Une vidéo a émergé montrant des policiers tabassant des migrants tchadiens sur un toit lors d’une éviction de squat à Bagnolet

Cette éviction d’un squat de réfugiés remonte au 3 juin dernier. Sans être de très bonne qualité la vidéo montre clairement des policiers frappants des migrants. Les hommes sont au sol et reçoivent coup de matraque, coup de pieds et de poings au visage.

La vidéo aurait été prise par un voisin depuis sa fenêtre. La vidéo fait désormais partie du dossier et sera étudiée par le Tribunal de grande instance de Bobigny. Il est intéressant de noter que la vidéo n’était pas présente dans le dossier fourni par l’officier de police judiciaire au sujet de l’évacuation.

La police couvre les siens

Comble de l’histoire ce sont trois réfugiés qui sont poursuivis dans cette affaire pour « rébellion et incitation à la rébellion ». L’OPJ devait réaliser un album photographique pour aider la justice à comprendre les circonstances de l’arrestation de trois migrants.

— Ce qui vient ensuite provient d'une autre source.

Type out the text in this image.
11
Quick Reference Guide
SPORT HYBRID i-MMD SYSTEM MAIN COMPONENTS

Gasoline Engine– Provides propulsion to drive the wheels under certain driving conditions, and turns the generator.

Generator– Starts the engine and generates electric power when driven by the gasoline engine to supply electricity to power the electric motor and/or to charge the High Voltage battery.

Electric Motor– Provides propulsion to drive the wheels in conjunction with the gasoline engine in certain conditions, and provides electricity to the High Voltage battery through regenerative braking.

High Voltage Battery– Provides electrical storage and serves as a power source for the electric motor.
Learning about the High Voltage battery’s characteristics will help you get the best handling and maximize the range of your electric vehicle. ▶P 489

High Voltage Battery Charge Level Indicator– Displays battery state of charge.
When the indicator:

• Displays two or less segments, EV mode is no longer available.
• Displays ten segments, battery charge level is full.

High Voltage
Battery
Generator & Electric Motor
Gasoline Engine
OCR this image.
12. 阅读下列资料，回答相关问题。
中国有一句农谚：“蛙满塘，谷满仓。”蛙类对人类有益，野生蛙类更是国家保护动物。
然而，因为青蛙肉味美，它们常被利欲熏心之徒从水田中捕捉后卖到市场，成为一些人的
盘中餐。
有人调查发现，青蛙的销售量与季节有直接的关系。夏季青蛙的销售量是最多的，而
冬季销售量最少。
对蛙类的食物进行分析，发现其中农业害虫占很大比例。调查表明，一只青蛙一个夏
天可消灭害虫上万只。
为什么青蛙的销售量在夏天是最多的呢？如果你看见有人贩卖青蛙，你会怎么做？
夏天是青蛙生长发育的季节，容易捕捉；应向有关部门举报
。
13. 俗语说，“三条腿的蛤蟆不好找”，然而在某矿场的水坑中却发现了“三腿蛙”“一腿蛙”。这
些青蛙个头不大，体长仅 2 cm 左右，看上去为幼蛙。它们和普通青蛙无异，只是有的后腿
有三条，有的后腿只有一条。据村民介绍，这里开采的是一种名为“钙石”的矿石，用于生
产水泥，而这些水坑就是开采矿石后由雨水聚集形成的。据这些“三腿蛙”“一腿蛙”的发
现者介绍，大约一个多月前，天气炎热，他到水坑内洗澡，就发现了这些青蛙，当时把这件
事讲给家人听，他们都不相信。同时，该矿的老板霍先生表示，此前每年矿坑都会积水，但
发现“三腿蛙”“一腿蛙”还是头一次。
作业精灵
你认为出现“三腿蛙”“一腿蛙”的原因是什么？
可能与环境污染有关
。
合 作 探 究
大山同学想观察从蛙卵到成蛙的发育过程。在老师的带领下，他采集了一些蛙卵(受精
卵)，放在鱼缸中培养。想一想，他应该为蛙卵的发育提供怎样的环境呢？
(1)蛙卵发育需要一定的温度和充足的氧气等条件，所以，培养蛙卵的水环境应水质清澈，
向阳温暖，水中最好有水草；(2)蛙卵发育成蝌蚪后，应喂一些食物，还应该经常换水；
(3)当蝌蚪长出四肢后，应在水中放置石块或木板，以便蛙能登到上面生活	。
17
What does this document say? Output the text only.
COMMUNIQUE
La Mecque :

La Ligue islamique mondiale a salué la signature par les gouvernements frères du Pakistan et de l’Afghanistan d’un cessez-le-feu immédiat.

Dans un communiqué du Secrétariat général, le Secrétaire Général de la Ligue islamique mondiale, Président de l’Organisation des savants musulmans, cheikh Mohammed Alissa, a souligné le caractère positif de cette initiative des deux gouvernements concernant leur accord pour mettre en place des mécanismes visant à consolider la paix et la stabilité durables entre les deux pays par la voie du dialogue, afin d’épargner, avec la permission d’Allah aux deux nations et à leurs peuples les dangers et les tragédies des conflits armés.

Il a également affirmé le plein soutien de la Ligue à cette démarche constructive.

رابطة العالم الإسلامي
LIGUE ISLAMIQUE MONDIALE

Il semble assez clair que la police a volontairement édité les éléments gênants dans son montage. En effet les pièces fournies à la justice ne montrent que les éléments choisis par la police. On ne peut donc comprendre aisément la situation. Au sujet de la scène concernée, elle est décrite comme « particulièrement hachée ce qui empêche d’accéder à une compréhension de l’intégralité de la scène » ; ceci étant censé expliquer pourquoi une scène manque au montage.

Les avocats de la défense dénoncent un montage policier. Les éléments versés au dossier par la police proviennent des mêmes forces de l’ordre qui sont responsables des violences. Le procès est renvoyé au 13 mai. Fort heureusement le contrôle judiciaire des trois prévenus a été levé. Inutile cependant de s’attendre à une condamnation des agents responsables de ce véritable lynchage.